The amount of muscle was measured with a Tanita TBF-300 bioimpedance device (Tanita Institute, Tokyo, Japan). The residents climbed on top of the platform of the bioimpedance device and had to maintain the standing position without support for a few seconds. According to the literature, bioimpedance analysis (BIA) is the validated tool for measuring muscle mass in adults (17, 18). Through the appendicular skeletal muscle mass data, the skeletal muscle mass (SMM) was calculated using the formula of Jansen et al. (18):
SMM (kg) = [(Ht2/R* x 0.401) + (gender x 3.825) + (age x - 0.071)] + 5.102
*Ht is height in centimetres; R is BIA resistance in ohms. For gender, men = 1 and women = 0. Age is in years.
Finally, physical performance was assessed using the Gait Speed (19) from the Short Physical Performance Battery (SPPB) test. The individual is instructed to walk at a normal pace for 4 meters, including acceleration and deceleration distance, twice, with the use of a walking aid if necessary. The walk is timed and the shortest result is recorded. Gait speed of longer than 5 seconds to walk 4 metres (<0.8 m/s) suggests an increased risk of frailty and the need for further clinical review (20). Prata Martinez et al. 2015, demonstrated that the Gait Speed was a valid test with good reproducibility of physical performance in institutionalized older people (ICC=0.99; p=0.001) (20).
Participants with a final score of 4 or higher in SARC-F, were considered as sarcopenia risk. Regarding the physical tests, those individuals with sarcopenia risk and low muscle strength (<27 kg for men and <16 kg for women) were considered as probable sarcopenia. Those individuals who had probable sarcopenia and low muscle quantity (<20 kg for men and <15 kg for women) were reported as confirmed sarcopenia. In that latter cases, measures of low physical performance (≤0.8 m/s) were used to confirm severe sarcopenia (9, 7, 21). The category of total probable sarcopenia is composed by those subjects with probable sarcopenia and those with severe cognitive impairment, unable to perform physical tests and considered directly with low muscle strength (1).

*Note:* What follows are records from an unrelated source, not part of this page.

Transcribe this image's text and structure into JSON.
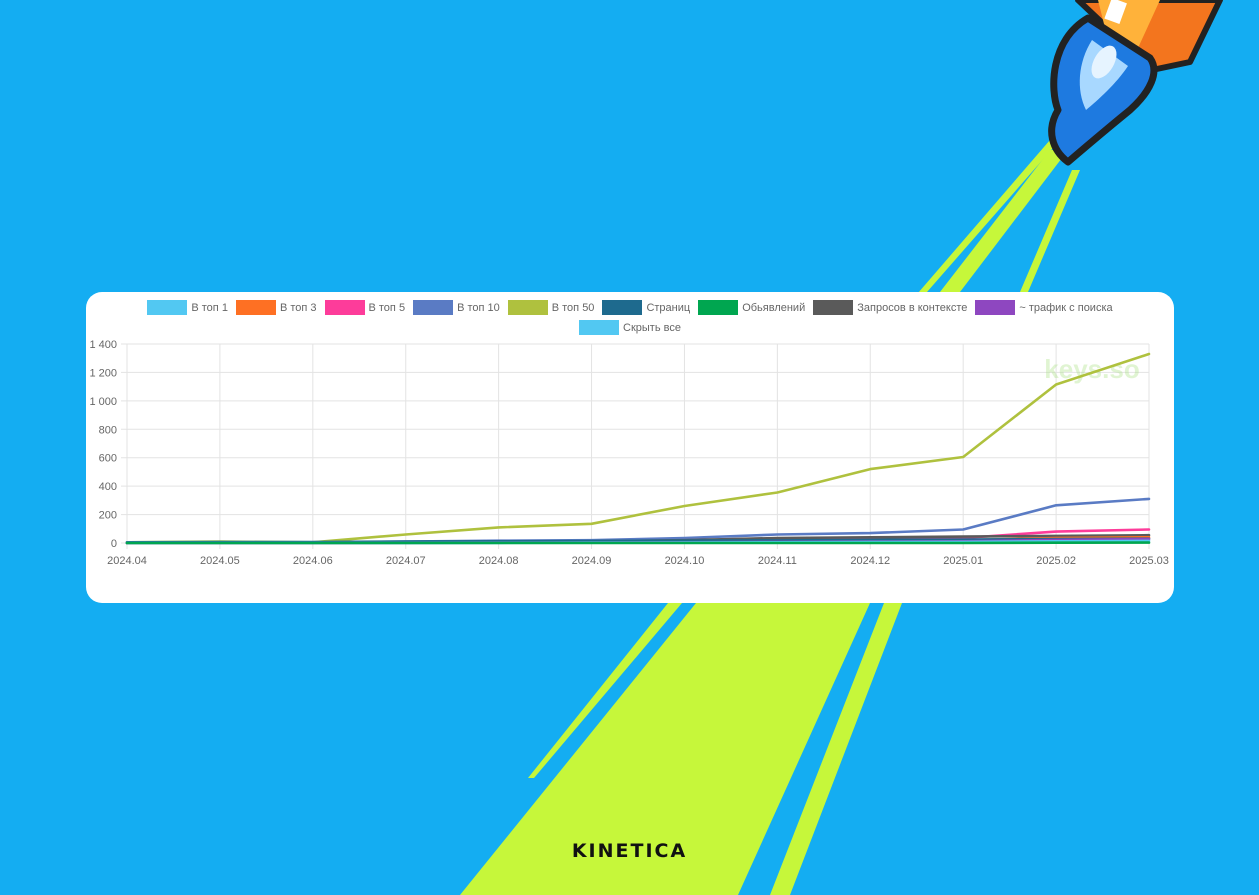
{
  "brand": "KINETICA",
  "watermark": "keys.so",
  "colors": {
    "background": "#14adf2",
    "beam": "#c6f73a",
    "card": "#ffffff"
  },
  "icons": [
    "rocket-icon"
  ],
  "legend": [
    {
      "label": "В топ 1",
      "color": "#52c8f2"
    },
    {
      "label": "В топ 3",
      "color": "#fe7023"
    },
    {
      "label": "В топ 5",
      "color": "#fd3c9a"
    },
    {
      "label": "В топ 10",
      "color": "#5a7bc4"
    },
    {
      "label": "В топ 50",
      "color": "#afc13e"
    },
    {
      "label": "Страниц",
      "color": "#1e6a8e"
    },
    {
      "label": "Обьявлений",
      "color": "#00a650"
    },
    {
      "label": "Запросов в контексте",
      "color": "#5a5a5a"
    },
    {
      "label": "~ трафик с поиска",
      "color": "#8e47c0"
    },
    {
      "label": "Скрыть все",
      "color": "#52c8f2"
    }
  ],
  "chart_data": {
    "type": "line",
    "x": [
      "2024.04",
      "2024.05",
      "2024.06",
      "2024.07",
      "2024.08",
      "2024.09",
      "2024.10",
      "2024.11",
      "2024.12",
      "2025.01",
      "2025.02",
      "2025.03"
    ],
    "y_ticks": [
      "0",
      "200",
      "400",
      "600",
      "800",
      "1 000",
      "1 200",
      "1 400"
    ],
    "ylim": [
      0,
      1400
    ],
    "grid": true,
    "legend_position": "top",
    "series": [
      {
        "name": "В топ 1",
        "color": "#52c8f2",
        "values": [
          0,
          0,
          0,
          0,
          1,
          2,
          3,
          5,
          6,
          8,
          12,
          15
        ]
      },
      {
        "name": "В топ 3",
        "color": "#fe7023",
        "values": [
          0,
          0,
          0,
          2,
          4,
          6,
          10,
          15,
          18,
          20,
          35,
          40
        ]
      },
      {
        "name": "В топ 5",
        "color": "#fd3c9a",
        "values": [
          0,
          0,
          0,
          3,
          6,
          10,
          18,
          28,
          32,
          35,
          80,
          95
        ]
      },
      {
        "name": "В топ 10",
        "color": "#5a7bc4",
        "values": [
          2,
          3,
          4,
          10,
          16,
          20,
          35,
          60,
          70,
          95,
          265,
          310
        ]
      },
      {
        "name": "В топ 50",
        "color": "#afc13e",
        "values": [
          5,
          10,
          5,
          60,
          110,
          135,
          260,
          355,
          520,
          605,
          1115,
          1330
        ]
      },
      {
        "name": "Страниц",
        "color": "#1e6a8e",
        "values": [
          5,
          6,
          6,
          10,
          12,
          14,
          16,
          18,
          22,
          24,
          28,
          30
        ]
      },
      {
        "name": "Обьявлений",
        "color": "#00a650",
        "values": [
          0,
          0,
          0,
          0,
          0,
          0,
          0,
          0,
          0,
          0,
          2,
          3
        ]
      },
      {
        "name": "Запросов в контексте",
        "color": "#5a5a5a",
        "values": [
          0,
          2,
          3,
          5,
          8,
          12,
          20,
          35,
          40,
          45,
          50,
          55
        ]
      },
      {
        "name": "~ трафик с поиска",
        "color": "#8e47c0",
        "values": [
          0,
          0,
          0,
          1,
          2,
          3,
          5,
          8,
          10,
          12,
          22,
          28
        ]
      }
    ]
  }
}
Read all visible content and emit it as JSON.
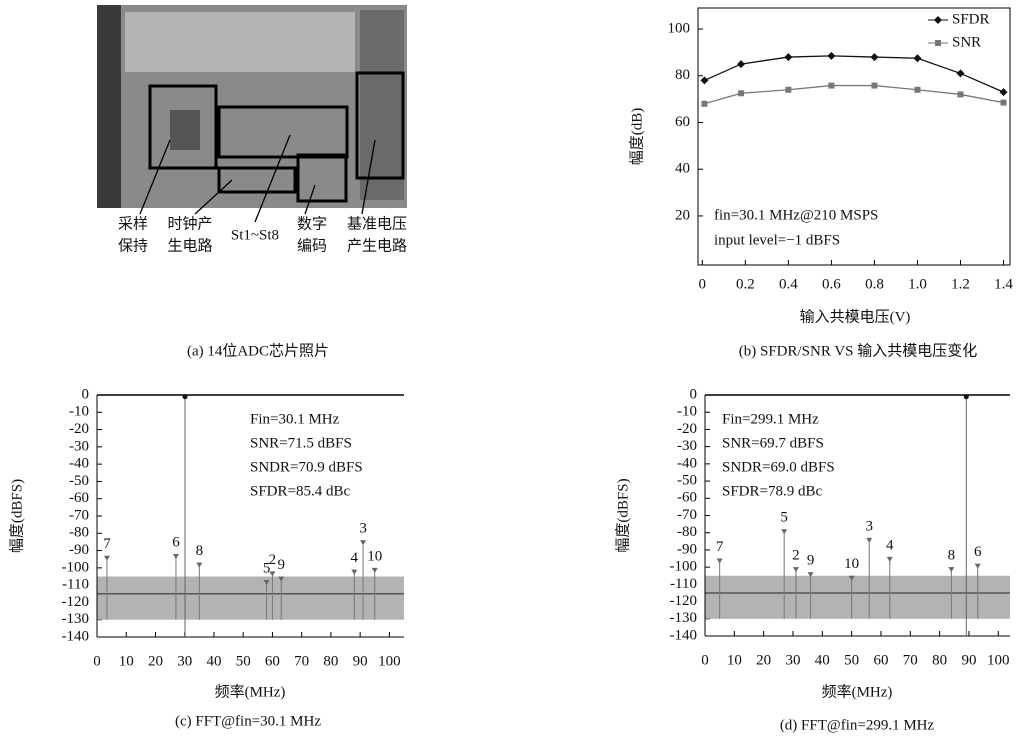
{
  "chart_data": [
    {
      "type": "image",
      "caption": "(a) 14位ADC芯片照片",
      "labels": [
        [
          "采样",
          "保持"
        ],
        [
          "时钟产",
          "生电路"
        ],
        [
          "St1~St8"
        ],
        [
          "数字",
          "编码"
        ],
        [
          "基准电压",
          "产生电路"
        ]
      ]
    },
    {
      "type": "line",
      "caption": "(b) SFDR/SNR VS 输入共模电压变化",
      "xlabel": "输入共模电压(V)",
      "ylabel": "幅度(dB)",
      "x": [
        0.01,
        0.18,
        0.4,
        0.6,
        0.8,
        1.0,
        1.2,
        1.4
      ],
      "series": [
        {
          "name": "SFDR",
          "color": "#111111",
          "marker": "diamond",
          "values": [
            78,
            85,
            88,
            88.5,
            88,
            87.5,
            81,
            73
          ]
        },
        {
          "name": "SNR",
          "color": "#777777",
          "marker": "square",
          "values": [
            68,
            72.5,
            74,
            75.8,
            75.8,
            74,
            72,
            68.5
          ]
        }
      ],
      "xlim": [
        -0.02,
        1.43
      ],
      "ylim": [
        -1,
        109
      ],
      "xticks": [
        0,
        0.2,
        0.4,
        0.6,
        0.8,
        {
          "value": 1,
          "label": "1.0"
        },
        1.2,
        1.4
      ],
      "yticks": [
        20,
        40,
        60,
        80,
        100
      ],
      "legend": "top-right",
      "annotations": [
        "fin=30.1 MHz@210 MSPS",
        "input level=−1 dBFS"
      ]
    },
    {
      "type": "spectrum",
      "caption": "(c) FFT@fin=30.1 MHz",
      "xlabel": "频率(MHz)",
      "ylabel": "幅度(dBFS)",
      "fundamental": {
        "x": 30.1,
        "value": -1
      },
      "spurs": {
        "labels": [
          "7",
          "6",
          "8",
          "5",
          "2",
          "9",
          "4",
          "3",
          "10"
        ],
        "x": [
          3.4,
          27,
          35,
          58,
          60,
          63,
          88,
          91,
          95
        ],
        "values": [
          -93,
          -92,
          -97,
          -107,
          -102,
          -105,
          -101,
          -84,
          -100
        ]
      },
      "noise_band": [
        -130,
        -105
      ],
      "noise_floor": -115,
      "xlim": [
        0,
        105
      ],
      "ylim": [
        -140,
        0
      ],
      "xticks": [
        0,
        10,
        20,
        30,
        40,
        50,
        60,
        70,
        80,
        90,
        100
      ],
      "yticks": [
        0,
        -10,
        -20,
        -30,
        -40,
        -50,
        -60,
        -70,
        -80,
        -90,
        -100,
        -110,
        -120,
        -130,
        -140
      ],
      "annotations": [
        "Fin=30.1 MHz",
        "SNR=71.5 dBFS",
        "SNDR=70.9 dBFS",
        "SFDR=85.4 dBc"
      ]
    },
    {
      "type": "spectrum",
      "caption": "(d) FFT@fin=299.1 MHz",
      "xlabel": "频率(MHz)",
      "ylabel": "幅度(dBFS)",
      "fundamental": {
        "x": 89.1,
        "value": -1
      },
      "spurs": {
        "labels": [
          "7",
          "5",
          "2",
          "9",
          "10",
          "3",
          "4",
          "8",
          "6"
        ],
        "x": [
          5,
          27,
          31,
          36,
          50,
          56,
          63,
          84,
          93
        ],
        "values": [
          -95,
          -78,
          -100,
          -103,
          -105,
          -83,
          -94,
          -100,
          -98
        ]
      },
      "noise_band": [
        -130,
        -105
      ],
      "noise_floor": -115,
      "xlim": [
        0,
        104
      ],
      "ylim": [
        -140,
        0
      ],
      "xticks": [
        0,
        10,
        20,
        30,
        40,
        50,
        60,
        70,
        80,
        90,
        100
      ],
      "yticks": [
        0,
        -10,
        -20,
        -30,
        -40,
        -50,
        -60,
        -70,
        -80,
        -90,
        -100,
        -110,
        -120,
        -130,
        -140
      ],
      "annotations": [
        "Fin=299.1 MHz",
        "SNR=69.7 dBFS",
        "SNDR=69.0 dBFS",
        "SFDR=78.9 dBc"
      ]
    }
  ]
}
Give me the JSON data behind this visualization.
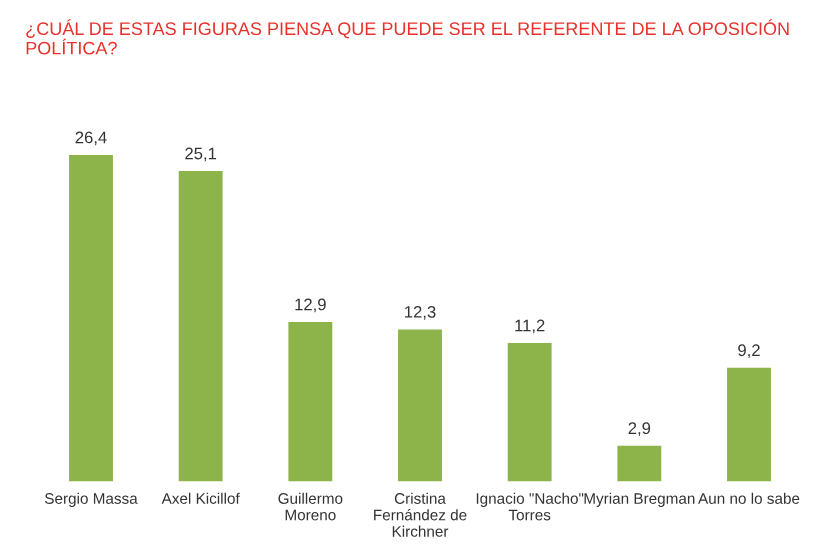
{
  "chart_data": {
    "type": "bar",
    "title": "¿CUÁL DE ESTAS FIGURAS PIENSA QUE PUEDE SER EL REFERENTE DE LA OPOSICIÓN\nPOLÍTICA?",
    "categories": [
      "Sergio Massa",
      "Axel Kicillof",
      "Guillermo\nMoreno",
      "Cristina\nFernández de\nKirchner",
      "Ignacio \"Nacho\"\nTorres",
      "Myrian Bregman",
      "Aun no lo sabe"
    ],
    "values": [
      26.4,
      25.1,
      12.9,
      12.3,
      11.2,
      2.9,
      9.2
    ],
    "value_labels": [
      "26,4",
      "25,1",
      "12,9",
      "12,3",
      "11,2",
      "2,9",
      "9,2"
    ],
    "color": "#8db34b",
    "grid": false,
    "legend": false
  }
}
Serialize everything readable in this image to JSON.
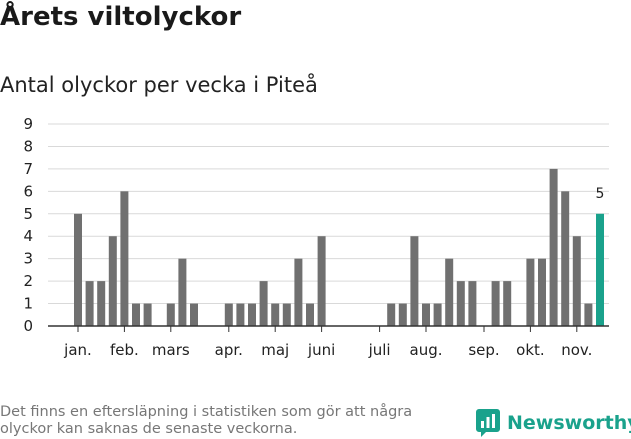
{
  "header": {
    "title": "Årets viltolyckor",
    "subtitle": "Antal olyckor per vecka i Piteå"
  },
  "footer": {
    "note": "Det finns en eftersläpning i statistiken som gör att några olyckor kan saknas de senaste veckorna.",
    "brand": "Newsworthy",
    "brand_icon": "newsworthy-logo-icon"
  },
  "colors": {
    "bar": "#707070",
    "highlight": "#1aa28c",
    "grid": "#d9d9d9",
    "axis": "#333333",
    "brand": "#1aa28c"
  },
  "chart_data": {
    "type": "bar",
    "title": "Antal olyckor per vecka i Piteå",
    "xlabel": "",
    "ylabel": "",
    "ylim": [
      0,
      9
    ],
    "yticks": [
      0,
      1,
      2,
      3,
      4,
      5,
      6,
      7,
      8,
      9
    ],
    "grid": true,
    "weeks": [
      1,
      2,
      3,
      4,
      5,
      6,
      7,
      8,
      9,
      10,
      11,
      12,
      13,
      14,
      15,
      16,
      17,
      18,
      19,
      20,
      21,
      22,
      23,
      24,
      25,
      26,
      27,
      28,
      29,
      30,
      31,
      32,
      33,
      34,
      35,
      36,
      37,
      38,
      39,
      40,
      41,
      42,
      43,
      44,
      45,
      46
    ],
    "values": [
      5,
      2,
      2,
      4,
      6,
      1,
      1,
      0,
      1,
      3,
      1,
      0,
      0,
      1,
      1,
      1,
      2,
      1,
      1,
      3,
      1,
      4,
      0,
      0,
      0,
      0,
      0,
      1,
      1,
      4,
      1,
      1,
      3,
      2,
      2,
      0,
      2,
      2,
      0,
      3,
      3,
      7,
      6,
      4,
      1,
      5
    ],
    "months": [
      {
        "label": "jan.",
        "week": 1
      },
      {
        "label": "feb.",
        "week": 5
      },
      {
        "label": "mars",
        "week": 9
      },
      {
        "label": "apr.",
        "week": 14
      },
      {
        "label": "maj",
        "week": 18
      },
      {
        "label": "juni",
        "week": 22
      },
      {
        "label": "juli",
        "week": 27
      },
      {
        "label": "aug.",
        "week": 31
      },
      {
        "label": "sep.",
        "week": 36
      },
      {
        "label": "okt.",
        "week": 40
      },
      {
        "label": "nov.",
        "week": 44
      }
    ],
    "highlight_last": true,
    "last_value_label": "5"
  }
}
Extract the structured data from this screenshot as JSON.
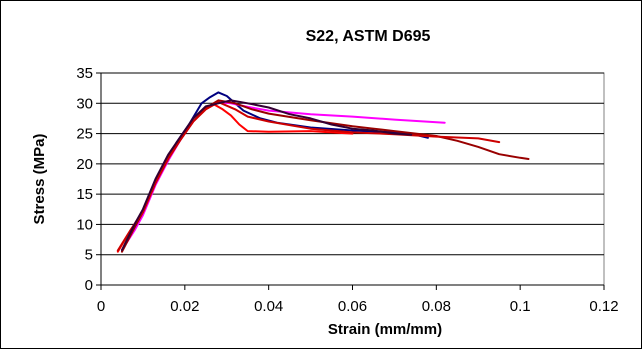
{
  "chart_data": {
    "type": "line",
    "title": "S22, ASTM D695",
    "xlabel": "Strain (mm/mm)",
    "ylabel": "Stress (MPa)",
    "xlim": [
      0,
      0.12
    ],
    "ylim": [
      0,
      35
    ],
    "x_ticks": [
      "0",
      "0.02",
      "0.04",
      "0.06",
      "0.08",
      "0.1",
      "0.12"
    ],
    "y_ticks": [
      "0",
      "5",
      "10",
      "15",
      "20",
      "25",
      "30",
      "35"
    ],
    "grid": "horizontal",
    "legend": "none",
    "series": [
      {
        "color": "#000080",
        "points": [
          [
            0.005,
            5.6
          ],
          [
            0.008,
            9.5
          ],
          [
            0.01,
            12.0
          ],
          [
            0.013,
            17.0
          ],
          [
            0.016,
            20.5
          ],
          [
            0.018,
            23.5
          ],
          [
            0.021,
            26.5
          ],
          [
            0.024,
            30.0
          ],
          [
            0.026,
            31.0
          ],
          [
            0.028,
            31.8
          ],
          [
            0.03,
            31.2
          ],
          [
            0.034,
            28.8
          ],
          [
            0.038,
            27.5
          ],
          [
            0.042,
            26.8
          ],
          [
            0.05,
            26.0
          ],
          [
            0.06,
            25.5
          ],
          [
            0.07,
            25.2
          ],
          [
            0.075,
            24.8
          ],
          [
            0.078,
            24.3
          ]
        ]
      },
      {
        "color": "#ff0000",
        "points": [
          [
            0.004,
            5.5
          ],
          [
            0.007,
            9.0
          ],
          [
            0.01,
            12.2
          ],
          [
            0.013,
            17.2
          ],
          [
            0.016,
            21.0
          ],
          [
            0.019,
            24.0
          ],
          [
            0.022,
            27.0
          ],
          [
            0.025,
            29.0
          ],
          [
            0.027,
            29.8
          ],
          [
            0.029,
            29.0
          ],
          [
            0.031,
            28.0
          ],
          [
            0.033,
            26.5
          ],
          [
            0.035,
            25.4
          ],
          [
            0.04,
            25.3
          ],
          [
            0.05,
            25.4
          ],
          [
            0.06,
            25.0
          ]
        ]
      },
      {
        "color": "#ff00ff",
        "points": [
          [
            0.005,
            5.8
          ],
          [
            0.008,
            9.0
          ],
          [
            0.01,
            11.5
          ],
          [
            0.013,
            16.5
          ],
          [
            0.016,
            20.5
          ],
          [
            0.019,
            24.0
          ],
          [
            0.022,
            27.0
          ],
          [
            0.025,
            29.2
          ],
          [
            0.028,
            30.2
          ],
          [
            0.031,
            30.0
          ],
          [
            0.035,
            29.4
          ],
          [
            0.04,
            28.8
          ],
          [
            0.05,
            28.2
          ],
          [
            0.06,
            27.8
          ],
          [
            0.07,
            27.3
          ],
          [
            0.082,
            26.8
          ]
        ]
      },
      {
        "color": "#990000",
        "points": [
          [
            0.005,
            5.5
          ],
          [
            0.008,
            9.5
          ],
          [
            0.01,
            12.0
          ],
          [
            0.013,
            17.0
          ],
          [
            0.016,
            21.0
          ],
          [
            0.019,
            24.0
          ],
          [
            0.022,
            27.0
          ],
          [
            0.025,
            29.2
          ],
          [
            0.028,
            30.5
          ],
          [
            0.032,
            30.0
          ],
          [
            0.036,
            29.0
          ],
          [
            0.04,
            28.3
          ],
          [
            0.05,
            27.2
          ],
          [
            0.06,
            26.2
          ],
          [
            0.07,
            25.4
          ],
          [
            0.08,
            24.6
          ],
          [
            0.085,
            23.8
          ],
          [
            0.09,
            22.8
          ],
          [
            0.095,
            21.6
          ],
          [
            0.1,
            21.0
          ],
          [
            0.102,
            20.8
          ]
        ]
      },
      {
        "color": "#cc0000",
        "points": [
          [
            0.004,
            5.7
          ],
          [
            0.007,
            9.0
          ],
          [
            0.01,
            12.0
          ],
          [
            0.013,
            16.8
          ],
          [
            0.016,
            20.8
          ],
          [
            0.019,
            24.0
          ],
          [
            0.022,
            27.0
          ],
          [
            0.025,
            29.0
          ],
          [
            0.028,
            30.2
          ],
          [
            0.032,
            29.0
          ],
          [
            0.035,
            27.8
          ],
          [
            0.04,
            27.0
          ],
          [
            0.05,
            25.8
          ],
          [
            0.06,
            25.2
          ],
          [
            0.07,
            24.9
          ],
          [
            0.08,
            24.5
          ],
          [
            0.09,
            24.2
          ],
          [
            0.095,
            23.6
          ]
        ]
      },
      {
        "color": "#330033",
        "points": [
          [
            0.005,
            5.8
          ],
          [
            0.008,
            10.0
          ],
          [
            0.01,
            12.5
          ],
          [
            0.013,
            17.5
          ],
          [
            0.016,
            21.5
          ],
          [
            0.019,
            24.5
          ],
          [
            0.022,
            27.5
          ],
          [
            0.025,
            29.5
          ],
          [
            0.028,
            30.0
          ],
          [
            0.031,
            30.5
          ],
          [
            0.035,
            30.0
          ],
          [
            0.04,
            29.3
          ],
          [
            0.045,
            28.2
          ],
          [
            0.05,
            27.5
          ],
          [
            0.055,
            26.5
          ],
          [
            0.06,
            25.8
          ],
          [
            0.065,
            25.5
          ],
          [
            0.07,
            25.0
          ],
          [
            0.074,
            24.8
          ]
        ]
      }
    ]
  }
}
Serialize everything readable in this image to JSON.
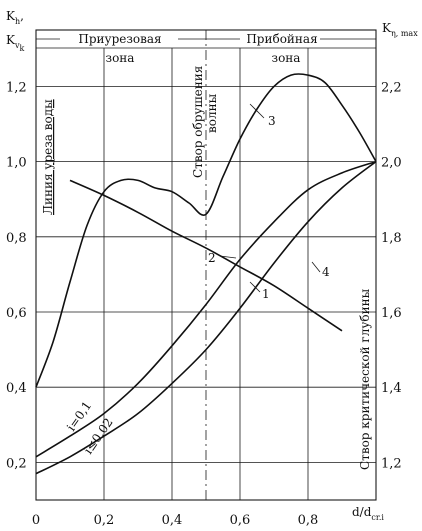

Sociodemographic information such as age, sex, level of education, marital status, chronic diseases, smoking and drinking habits and hospitalisations, were obtained from the NH registers and checked with the NH professionals. The anthropometric variables were measured using a Seca 213 measuring device, the Tanita TBF-300. The total number of medications in daily use were registered, as well as the types of medications, according to the Anatomical Therapeutic Chemical classification system (22). Nutritional status was assessed using the Mini Nutritional Assessment (MNA) test (23). Continence status was reported using Section H of Minimum Data Set (MDS) version 3.0 (24). Functional capacity was measured using the modified Barthel Index, excluding continence items (25, 26). Cognitive status was assessed using the Pfeiffer Scale (27). Falls (number) over the last year were gained from NH records. Physical capacity was examined using the SPPB (28, 29), and frailty using the Clinical Frailty Scale (30, 31). Sedentary behaviour (SB) was assessed with the placement of the activPAL3TM activity monitor (PAL Technologies Ltd., Glasgow, UK), the device captured data continuously during both awake and sleep time, for 7 consecutive days (32, 33). The following variables were extracted: number of steps in a day, duration in minutes of SB periods, total time in SB (%), SB bouts, total time in standing position and walking in hours and transitions from sitting to standing during 24 hours.
The approximate time to complete the physical tests and questionnaires with each resident was 30 to 45 minutes. The research team that collected the data was trained on the use of all tools and tests. The team collecting data were assessed for reliability of the hand dynamometer, the SPPB (including Gait Speed), BIA and anthropometric measurements, with calculation of the Kappa index and the interclass correlation coefficient (ICC) of the data from 20 residents. The ICC results were higher than 0.75 in all physical tests. The results from these 20 residents were included in the total final sample of the study.